A bill about Js? Don’t get excited; it’s not about cannabis.

What is a J-Bill? It is legislation being considered by the Florida legislature that will amend the city charter of Jacksonville without a referendum of Duval County voters.

According to the Office of General Counsel, ” Under the Jacksonville Consolidation Amendment in Article VIII, section 9 Florida Constitution (1885), as held over, the State Legislature retains jurisdiction to amend or extend the Charter without referendum.” (See slide 16 of the link.)

” The Legislature shall have power to establish, alter or abolish, a Municipal corporation to be known as the City of Jacksonville, extending territorially throughout the present limits of Duval County, in the place of any or all county, district, municipal and local governments, boards, bodies and officers, constitutional or statutory, legislative, executive, judicial, or administrative, and shall prescribe the jurisdiction, powers, duties and functions of such municipal corporation, its legislative, executive, judicial and administrative departments and its boards, bodies and officersbut so long as such Municipal corporation exists under this Section the Legislature may amend or extend the law authorizing the same without referendum to the qualified voters unless the Legislative act providing for such amendment or extension shall provide for such referendum.” (Source: Article VIII, Section 9 of the Florida State Constitution) (Bold emphasis is mine.)

That enables Jason Fischer, the member of the Florida House of Representatives–District 16 (Mandarin), who is attempting an end run around the latest incarnation of Jacksonville’s Charter Review Commission that meets every ten years, the means to introduce a bill that would change the school board from an elected body to one whose members are appointed by the mayor.

Chris Guerrieri, Jacksonville’s long-time local education blogger, has been reporting unfolding events in his posts and uncovered the fact that the source of the proposed legislative change is none other than the Office of General Counsel.

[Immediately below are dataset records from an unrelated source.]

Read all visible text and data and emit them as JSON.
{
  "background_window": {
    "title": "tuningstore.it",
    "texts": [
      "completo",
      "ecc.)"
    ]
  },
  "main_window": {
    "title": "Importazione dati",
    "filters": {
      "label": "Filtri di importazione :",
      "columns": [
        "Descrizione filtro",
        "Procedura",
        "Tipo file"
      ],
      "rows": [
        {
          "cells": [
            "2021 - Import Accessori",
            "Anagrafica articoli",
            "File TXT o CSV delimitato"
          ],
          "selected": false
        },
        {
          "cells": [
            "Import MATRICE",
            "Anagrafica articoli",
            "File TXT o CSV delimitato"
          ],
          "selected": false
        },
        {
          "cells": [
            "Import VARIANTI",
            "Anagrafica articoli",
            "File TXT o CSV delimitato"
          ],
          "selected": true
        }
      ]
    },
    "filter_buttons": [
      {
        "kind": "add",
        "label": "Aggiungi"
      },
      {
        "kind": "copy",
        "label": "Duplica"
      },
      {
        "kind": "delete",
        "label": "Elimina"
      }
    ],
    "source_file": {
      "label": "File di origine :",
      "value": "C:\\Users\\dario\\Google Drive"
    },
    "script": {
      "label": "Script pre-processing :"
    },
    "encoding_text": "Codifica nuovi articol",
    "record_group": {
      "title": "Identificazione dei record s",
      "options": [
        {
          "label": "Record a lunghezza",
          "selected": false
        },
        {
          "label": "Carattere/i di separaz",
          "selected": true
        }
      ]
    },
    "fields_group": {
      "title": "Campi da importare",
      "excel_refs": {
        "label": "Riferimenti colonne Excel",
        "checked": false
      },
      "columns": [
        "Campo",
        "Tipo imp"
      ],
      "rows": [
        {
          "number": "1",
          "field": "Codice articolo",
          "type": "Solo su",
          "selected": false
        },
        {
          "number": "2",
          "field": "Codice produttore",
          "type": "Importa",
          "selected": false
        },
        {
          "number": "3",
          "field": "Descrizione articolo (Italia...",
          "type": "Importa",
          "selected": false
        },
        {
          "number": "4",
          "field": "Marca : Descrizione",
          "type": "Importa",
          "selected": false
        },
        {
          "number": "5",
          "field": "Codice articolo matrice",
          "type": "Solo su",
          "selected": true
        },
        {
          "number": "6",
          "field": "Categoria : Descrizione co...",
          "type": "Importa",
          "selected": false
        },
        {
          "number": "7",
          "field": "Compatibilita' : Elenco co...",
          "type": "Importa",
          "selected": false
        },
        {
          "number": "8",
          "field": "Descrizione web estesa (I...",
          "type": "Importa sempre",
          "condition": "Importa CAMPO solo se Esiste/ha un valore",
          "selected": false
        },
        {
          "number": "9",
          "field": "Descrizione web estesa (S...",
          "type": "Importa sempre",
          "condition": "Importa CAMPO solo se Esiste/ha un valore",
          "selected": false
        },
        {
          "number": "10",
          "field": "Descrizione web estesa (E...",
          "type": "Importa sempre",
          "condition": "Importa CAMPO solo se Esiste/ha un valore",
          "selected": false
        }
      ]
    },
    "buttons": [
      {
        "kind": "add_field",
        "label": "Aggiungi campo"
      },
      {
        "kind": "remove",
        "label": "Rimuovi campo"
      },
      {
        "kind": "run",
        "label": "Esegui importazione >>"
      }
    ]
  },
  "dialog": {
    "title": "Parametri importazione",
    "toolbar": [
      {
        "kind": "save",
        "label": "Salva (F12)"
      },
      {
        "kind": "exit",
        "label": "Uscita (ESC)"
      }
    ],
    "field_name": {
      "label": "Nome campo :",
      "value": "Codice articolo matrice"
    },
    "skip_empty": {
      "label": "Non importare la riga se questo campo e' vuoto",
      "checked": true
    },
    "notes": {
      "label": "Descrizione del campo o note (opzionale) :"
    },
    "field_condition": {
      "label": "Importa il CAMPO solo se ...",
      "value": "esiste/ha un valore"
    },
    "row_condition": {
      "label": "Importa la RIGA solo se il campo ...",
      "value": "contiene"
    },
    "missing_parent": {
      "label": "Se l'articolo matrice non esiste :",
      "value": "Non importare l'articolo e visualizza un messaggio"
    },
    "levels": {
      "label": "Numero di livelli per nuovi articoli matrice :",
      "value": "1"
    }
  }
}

Events are moving so fast in this story that it’s hard to know what to think from one day to the next.

Therefore, Grumpy Old Teacher (GOT) is not going to try. Rather, he is taking a long view based upon Florida/Southern history.

As Reconstruction ended in 1876, the period was marked by a resumption of power by the wealthy planter class, who if deprived of their slaves, was establishing a new means of exploiting the labor and maintaining the poverty of poor black citizens. As they had in the antebellum days, blacks continued their activism in pushing for their rights and the rights of others with whom they felt an affinity, especially the struggle in Cuba for freedom and independence from Spain.

Other events of the times involved the organization of labor that included the cooperation of working class whites and blacks in the struggle against the power of corporate interests. As they achieved some success in cities like Jacksonville and Pensacola, the planter class, now evolving into the corporate class of business owners, struck back.

Beyond the establishment of domestic terrorist groups like the Ku Klux Klan and voter suppression that were diminishing the political power and rights of black citizens, they would work to eliminate unions in the interest of maintaining subsistence wages.

“In 1889, Florida state legislators revoked the city charter of Jacksonville, an act that empowered the governor to replace pro-labor elected officials with a white regime that was controlled by the state.” (Source: An African-American and Latinx History of the United States, Paul Ortiz, Beacon Press, 2018, page 90.)

At the same time, the state legislature revoked the city charters of Key West, where a free society of blacks, Cubans, whites, and others intermingled in all ways, including marriage and sharing of governmental power, and Pensacola, where a pro-labor local government also presented a threat.

Business is better than farming, but I did make my money in wholesaling groceries.

130 years later, and it’s the same story, the Never-Ending Story. (Apologies to the movie.) Wealth brings power and they don’t intend to share either.

Instead of ex-plantation owners, Jacksonville has its Civic Council, not to be confused with the City Council. The City Council is the elected body of local legislators for the city. The Civic Council is not elected, it is a private group of wealthy business owners and politicians, along with a group of carefully-selected executives from city non-profit agencies.

Perhaps the mayor doesn’t trust the stacked Charter Review Commission, the one where education privatizers were selected. Maybe he thought the J-bill option would be faster. The Florida legislature will reconvene in January. Maybe he thought the CRC would choose an option other than mayor-appointed.

If there’s one thing we’ve learned about Lenny Curry, his slogan “One City, One Jacksonville” really means a silencing of dissent. It really means One Mayor Decides Everything.

Or maybe Lenny Curry is not in control; he is beholden to the corporate class, the wealthy elite that remains in control after all these years. It really doesn’t matter because the struggle is real and the latest J-bill is only one of a long series of attempts to consolidate power into the hands of an oligarchy.

An elected school board, one that responds to the voters and citizens who put them into office, offends the corporate class. They turn to their power in the legislature to stamp democratic resistance out of existence as they have done before.

FB picks up the last image in the post. So I’ll finish with this one. But the dragons in our story are not cuddly and they are not on our side, at least, if you believe in public schools.